Wir konnten uns auf einen baldigen Ausbruch vorbereiten. Zahlreiche geologische Untersuchung und Beobachtungen haben eindeutig darauf hingewiesen. Zusätzlich gab es Erdbeben – mittlerweile haben wir sicher über Tausend Erdbeben mit bis zu 4,9 Stärke auf der Richterskala erlebt – die darauf hinwiesen, dass in absehbarer Zeit etwas passieren könnte. Niemand aber wusste, wo der Ausbruch geschehen könnte. Am 19. September hatten wir um die Mittagszeit noch Besuch von unserer Gemeindepräsidentin. Exakt um 15.12 Uhr gab es einen Knall und dunkle Rauchwolken stiegen empor. Erst gab es nur einen Ausbruch, dann folgten zwei bis drei weitere und am Schluss waren es deren fünf.
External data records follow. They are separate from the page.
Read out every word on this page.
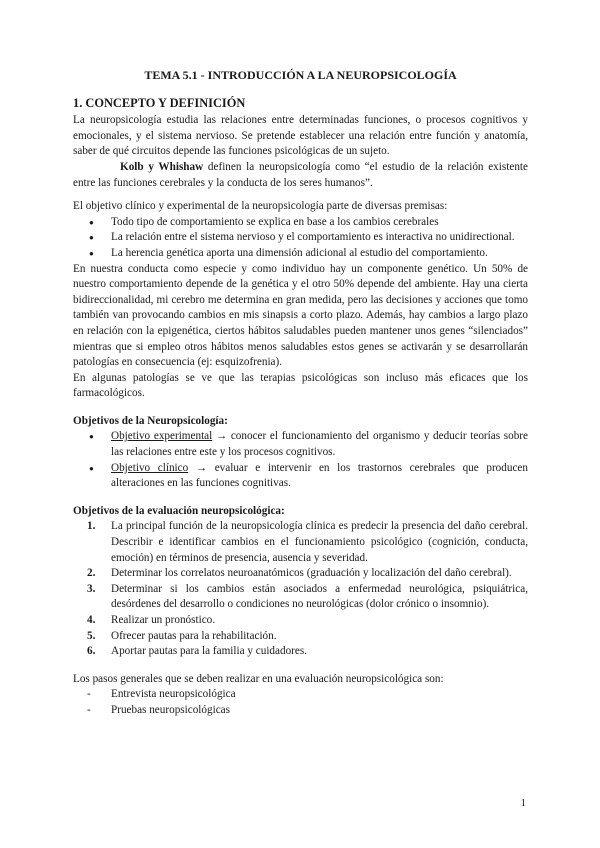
TEMA 5.1 - INTRODUCCIÓN A LA NEUROPSICOLOGÍA
1. CONCEPTO Y DEFINICIÓN

La neuropsicología estudia las relaciones entre determinadas funciones, o procesos cognitivos y emocionales, y el sistema nervioso. Se pretende establecer una relación entre función y anatomía, saber de qué circuitos depende las funciones psicológicas de un sujeto.

Kolb y Whishaw definen la neuropsicología como “el estudio de la relación existente entre las funciones cerebrales y la conducta de los seres humanos”.

El objetivo clínico y experimental de la neuropsicología parte de diversas premisas:

● Todo tipo de comportamiento se explica en base a los cambios cerebrales
● La relación entre el sistema nervioso y el comportamiento es interactiva no unidirectional.
● La herencia genética aporta una dimensión adicional al estudio del comportamiento.

En nuestra conducta como especie y como individuo hay un componente genético. Un 50% de nuestro comportamiento depende de la genética y el otro 50% depende del ambiente. Hay una cierta bidireccionalidad, mi cerebro me determina en gran medida, pero las decisiones y acciones que tomo también van provocando cambios en mis sinapsis a corto plazo. Además, hay cambios a largo plazo en relación con la epigenética, ciertos hábitos saludables pueden mantener unos genes “silenciados” mientras que si empleo otros hábitos menos saludables estos genes se activarán y se desarrollarán patologías en consecuencia (ej: esquizofrenia).

En algunas patologías se ve que las terapias psicológicas son incluso más eficaces que los farmacológicos.

Objetivos de la Neuropsicología:
● Objetivo experimental → conocer el funcionamiento del organismo y deducir teorías sobre las relaciones entre este y los procesos cognitivos.
● Objetivo clínico → evaluar e intervenir en los trastornos cerebrales que producen alteraciones en las funciones cognitivas.
Objetivos de la evaluación neuropsicológica:
1. La principal función de la neuropsicología clínica es predecir la presencia del daño cerebral. Describir e identificar cambios en el funcionamiento psicológico (cognición, conducta, emoción) en términos de presencia, ausencia y severidad.
2. Determinar los correlatos neuroanatómicos (graduación y localización del daño cerebral).
3. Determinar si los cambios están asociados a enfermedad neurológica, psiquiátrica, desórdenes del desarrollo o condiciones no neurológicas (dolor crónico o insomnio).
4. Realizar un pronóstico.
5. Ofrecer pautas para la rehabilitación.
6. Aportar pautas para la familia y cuidadores.

Los pasos generales que se deben realizar en una evaluación neuropsicológica son:

- Entrevista neuropsicológica
- Pruebas neuropsicológicas
1
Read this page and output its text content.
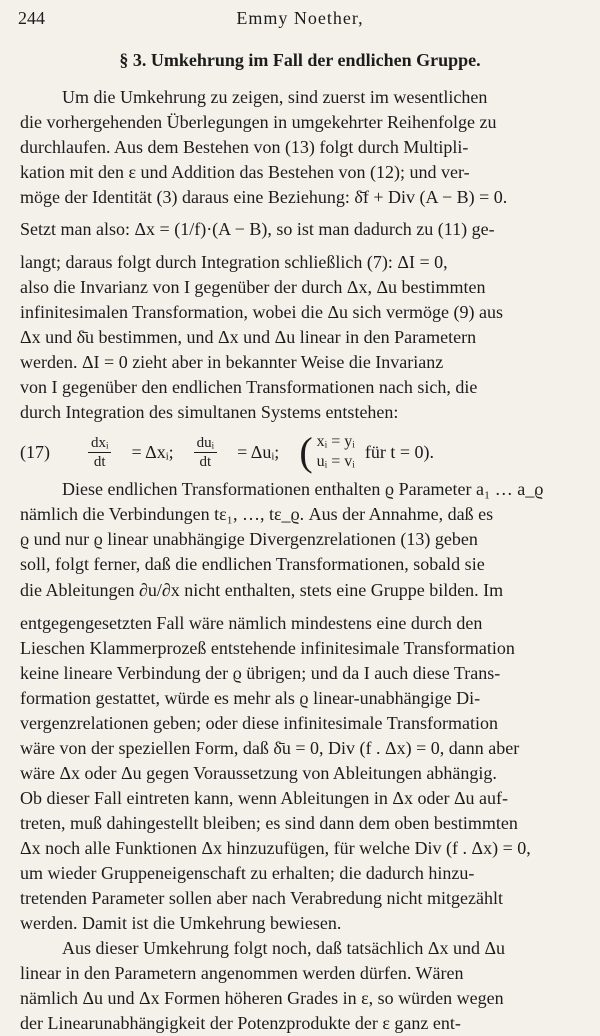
244	Emmy Noether,
§ 3. Umkehrung im Fall der endlichen Gruppe.
(17)	$\frac{\text{dxᵢ}}{dt}$ = Δxᵢ; $\frac{\text{duᵢ}}{dt}$ = Δuᵢ; ( xᵢ = yᵢ
uᵢ = vᵢ für t = 0).
Um die Umkehrung zu zeigen, sind zuerst im wesentlichen
die vorhergehenden Überlegungen in umgekehrter Reihenfolge zu
durchlaufen. Aus dem Bestehen von (13) folgt durch Multipli-
kation mit den ε und Addition das Bestehen von (12); und ver-
möge der Identität (3) daraus eine Beziehung: δ̄f + Div (A − B) = 0.
Setzt man also: Δx = (1/f)·(A − B), so ist man dadurch zu (11) ge-
langt; daraus folgt durch Integration schließlich (7): ΔI = 0,
also die Invarianz von I gegenüber der durch Δx, Δu bestimmten
infinitesimalen Transformation, wobei die Δu sich vermöge (9) aus
Δx und δ̄u bestimmen, und Δx und Δu linear in den Parametern
werden. ΔI = 0 zieht aber in bekannter Weise die Invarianz
von I gegenüber den endlichen Transformationen nach sich, die
durch Integration des simultanen Systems entstehen:
Diese endlichen Transformationen enthalten ϱ Parameter a₁ … a_ϱ
nämlich die Verbindungen tε₁, …, tε_ϱ. Aus der Annahme, daß es
ϱ und nur ϱ linear unabhängige Divergenzrelationen (13) geben
soll, folgt ferner, daß die endlichen Transformationen, sobald sie
die Ableitungen ∂u/∂x nicht enthalten, stets eine Gruppe bilden. Im
entgegengesetzten Fall wäre nämlich mindestens eine durch den
Lieschen Klammerprozeß entstehende infinitesimale Transformation
keine lineare Verbindung der ϱ übrigen; und da I auch diese Trans-
formation gestattet, würde es mehr als ϱ linear-unabhängige Di-
vergenzrelationen geben; oder diese infinitesimale Transformation
wäre von der speziellen Form, daß δ̄u = 0, Div (f . Δx) = 0, dann aber
wäre Δx oder Δu gegen Voraussetzung von Ableitungen abhängig.
Ob dieser Fall eintreten kann, wenn Ableitungen in Δx oder Δu auf-
treten, muß dahingestellt bleiben; es sind dann dem oben bestimmten
Δx noch alle Funktionen Δx hinzuzufügen, für welche Div (f . Δx) = 0,
um wieder Gruppeneigenschaft zu erhalten; die dadurch hinzu-
tretenden Parameter sollen aber nach Verabredung nicht mitgezählt
werden. Damit ist die Umkehrung bewiesen.
Aus dieser Umkehrung folgt noch, daß tatsächlich Δx und Δu
linear in den Parametern angenommen werden dürfen. Wären
nämlich Δu und Δx Formen höheren Grades in ε, so würden wegen
der Linearunabhängigkeit der Potenzprodukte der ε ganz ent-
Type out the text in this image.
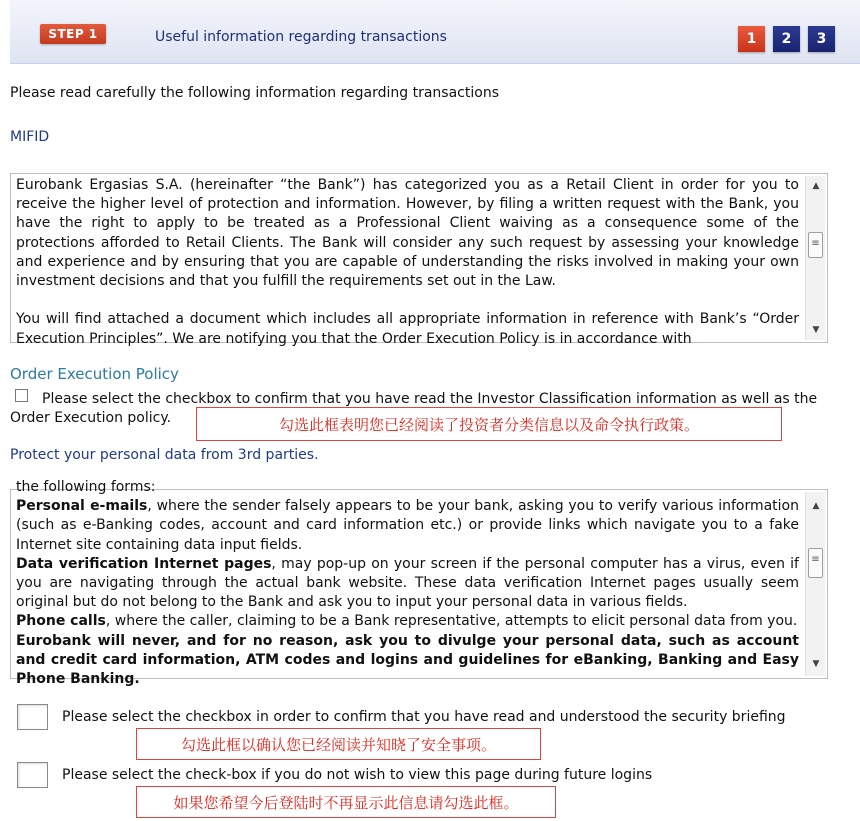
STEP 1	Useful information regarding transactions	1	2	3
Please read carefully the following information regarding transactions
MIFID

Eurobank Ergasias S.A. (hereinafter “the Bank”) has categorized you as a Retail Client in order for you to receive the higher level of protection and information. However, by filing a written request with the Bank, you have the right to apply to be treated as a Professional Client waiving as a consequence some of the protections afforded to Retail Clients. The Bank will consider any such request by assessing your knowledge and experience and by ensuring that you are capable of understanding the risks involved in making your own investment decisions and that you fulfill the requirements set out in the Law.

You will find attached a document which includes all appropriate information in reference with Bank’s “Order Execution Principles”. We are notifying you that the Order Execution Policy is in accordance with

▲
≡
▼
Order Execution Policy
Please select the checkbox to confirm that you have read the Investor Classification information as well as the Order Execution policy.	勾选此框表明您已经阅读了投资者分类信息以及命令执行政策。
Protect your personal data from 3rd parties.
the following forms:
Personal e-mails, where the sender falsely appears to be your bank, asking you to verify various information (such as e-Banking codes, account and card information etc.) or provide links which navigate you to a fake Internet site containing data input fields.
Data verification Internet pages, may pop-up on your screen if the personal computer has a virus, even if you are navigating through the actual bank website. These data verification Internet pages usually seem original but do not belong to the Bank and ask you to input your personal data in various fields.
Phone calls, where the caller, claiming to be a Bank representative, attempts to elicit personal data from you.
Eurobank will never, and for no reason, ask you to divulge your personal data, such as account and credit card information, ATM codes and logins and guidelines for eBanking, Banking and Easy Phone Banking.
▲
≡
▼
Please select the checkbox in order to confirm that you have read and understood the security briefing
勾选此框以确认您已经阅读并知晓了安全事项。
Please select the check-box if you do not wish to view this page during future logins
如果您希望今后登陆时不再显示此信息请勾选此框。
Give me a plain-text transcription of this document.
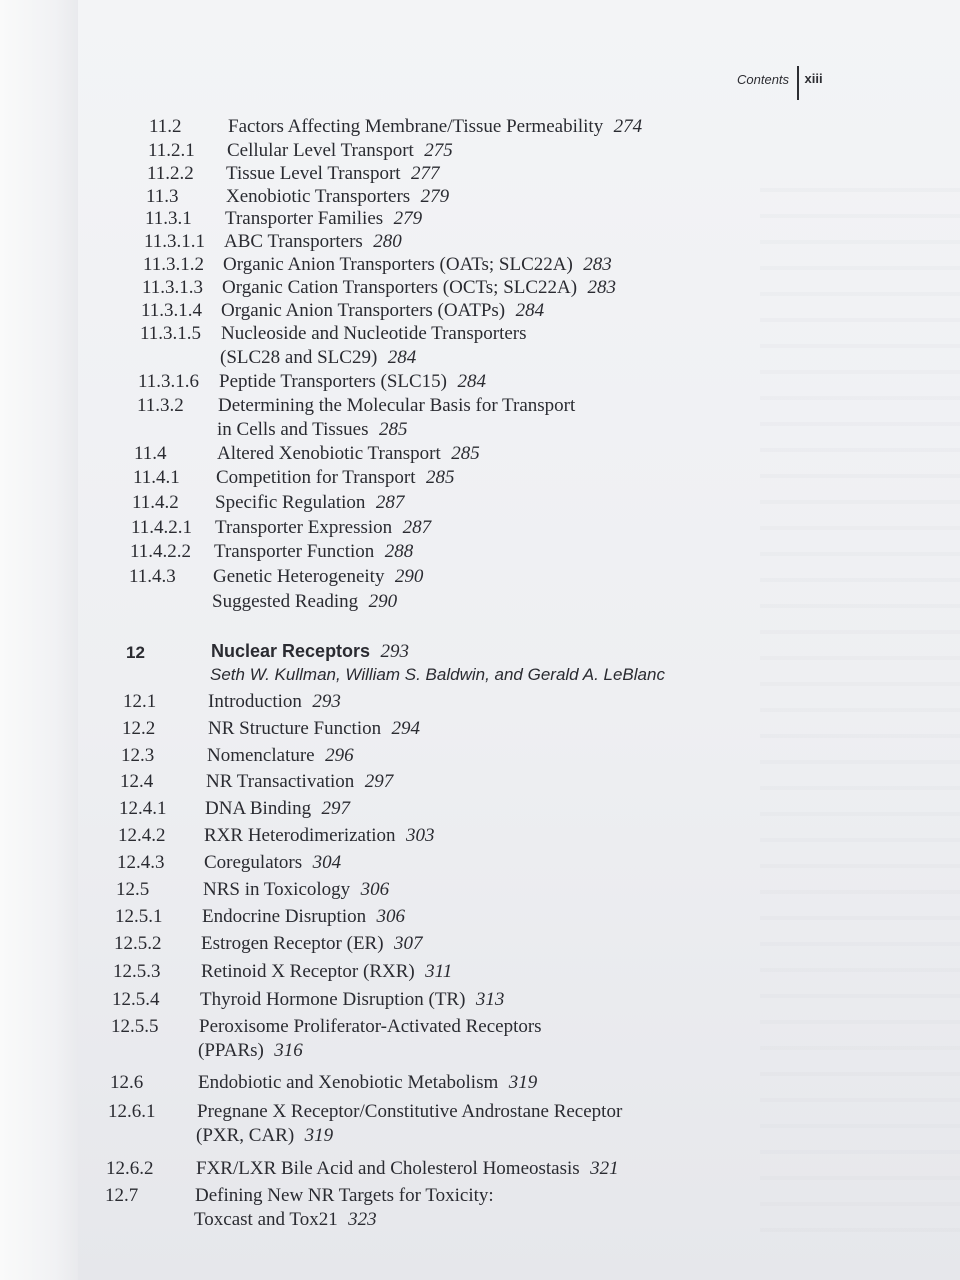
Contents xiii
11.2 Factors Affecting Membrane/Tissue Permeability 274
11.2.1 Cellular Level Transport 275
11.2.2 Tissue Level Transport 277
11.3 Xenobiotic Transporters 279
11.3.1 Transporter Families 279
11.3.1.1 ABC Transporters 280
11.3.1.2 Organic Anion Transporters (OATs; SLC22A) 283
11.3.1.3 Organic Cation Transporters (OCTs; SLC22A) 283
11.3.1.4 Organic Anion Transporters (OATPs) 284
11.3.1.5 Nucleoside and Nucleotide Transporters
(SLC28 and SLC29) 284
11.3.1.6 Peptide Transporters (SLC15) 284
11.3.2 Determining the Molecular Basis for Transport
in Cells and Tissues 285
11.4	Altered Xenobiotic Transport 285
11.4.1 Competition for Transport 285
11.4.2 Specific Regulation 287
11.4.2.1 Transporter Expression 287
11.4.2.2 Transporter Function 288
11.4.3 Genetic Heterogeneity 290
Suggested Reading 290
12	Nuclear Receptors 293
Seth W. Kullman, William S. Baldwin, and Gerald A. LeBlanc
12.1	Introduction 293
12.2	NR Structure Function 294
12.3	Nomenclature 296
12.4	NR Transactivation 297
12.4.1 DNA Binding 297
12.4.2 RXR Heterodimerization 303
12.4.3 Coregulators 304
12.5	NRS in Toxicology 306
12.5.1 Endocrine Disruption 306
12.5.2 Estrogen Receptor (ER) 307
12.5.3 Retinoid X Receptor (RXR) 311
12.5.4 Thyroid Hormone Disruption (TR) 313
12.5.5 Peroxisome Proliferator-Activated Receptors
(PPARs) 316
12.6	Endobiotic and Xenobiotic Metabolism 319
12.6.1 Pregnane X Receptor/Constitutive Androstane Receptor
(PXR, CAR) 319
12.6.2 FXR/LXR Bile Acid and Cholesterol Homeostasis 321
12.7	Defining New NR Targets for Toxicity:
Toxcast and Tox21 323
Hast du Kenntnis, wie die aktuelle Situation in deinem Wohnort Jedey ist und ob euer Haus akut gefährdet ist? Hast du Zugang zu deiner Liegenschaft?
Das Problem bei uns in Jedey ist das Wasser. Da läuft überhaupt nichts mehr! Da unser Haus auf einer Anhöhe steht, sind wir im Moment nicht gefährdet. Niemand weiss aber, wie sich die Situation verändert. Die könnte sich schlagartig ändern. Die Liegenschaftsbesitzer in den gefährdeten Orten haben die Möglichkeit, immer begleitet von Feuerwehr, Polizei und sonstigen Einsatzkräften, ihre Häuser am Dienstag, Samstag und Sonntag zu inspizieren. Bei dieser Gelegenheit werden die Dächer oder sonst gefährdete Objekte von der Last der Asche mit Besen, Schaufeln, teils mit Laubbläser, wie sie beispielsweise die Bauern in der Schweiz besitzen, gesäubert. Das hat auch seinen Grund. Sollte nämlich Regen kommen, würde sich das Gewicht der Asche verdoppeln oder sogar verdreifachen, was zum Einsturz der Gebäude führen könnte.
Findet die Bevölkerung in den betroffenen Gebieten genügend Unterstützung vom Staat und von den Behörden auf La Palma?
Ich kann dir nur sagen, dass ich noch selten so hilfsbereite, liebe Menschen vorgefunden habe wie hier auf La Palma. Jeder hilft dem anderen ganz nach dem Motto «Einer für alle, alle für einen». Bei dieser Gelegenheit muss ich der Gemeindepräsidentin Los Llanos ein spezielles Kränzchen winden: Was sie für die Bevölkerung leistet, ist schlichtweg sensationell. Ich habe noch nie eine so gute Gemeindepräsidentin erlebt. Ein richtiger Engel, allzeit bereit zum Helfen und den Leuten beizustehen und sie zu beraten. Schlichtweg grossartig und absolut spitze ist hier das Krisenmanagement. Feuerwehren, Polizei und sonstige Einsatzkräfte sind längerfristig aufgeboten und stehen rund um die Uhr im Einsatz. Der betroffenen Bevölkerung stehen psychologisch ausgebildete Fachkräfte zur Verfügung. Sie alle sind bereit und helfen den Leuten, wo sie nur können, und dies absolut kostenlos!
Mit diesen erfreulichen Aussichten trotz der schlechten Lage beenden wir den ersten Situationsbericht aus dem Katastrophengebiet auf der Insel La Palma. Mit Dr. Peter Tschudi steht unser freier Mitarbeiter Hans Speck weiterhin in Kontakt. Er wird bei Bedarf weiterhin topaktuell über die Situation und den aktuellen Stand auf La Palma berichten.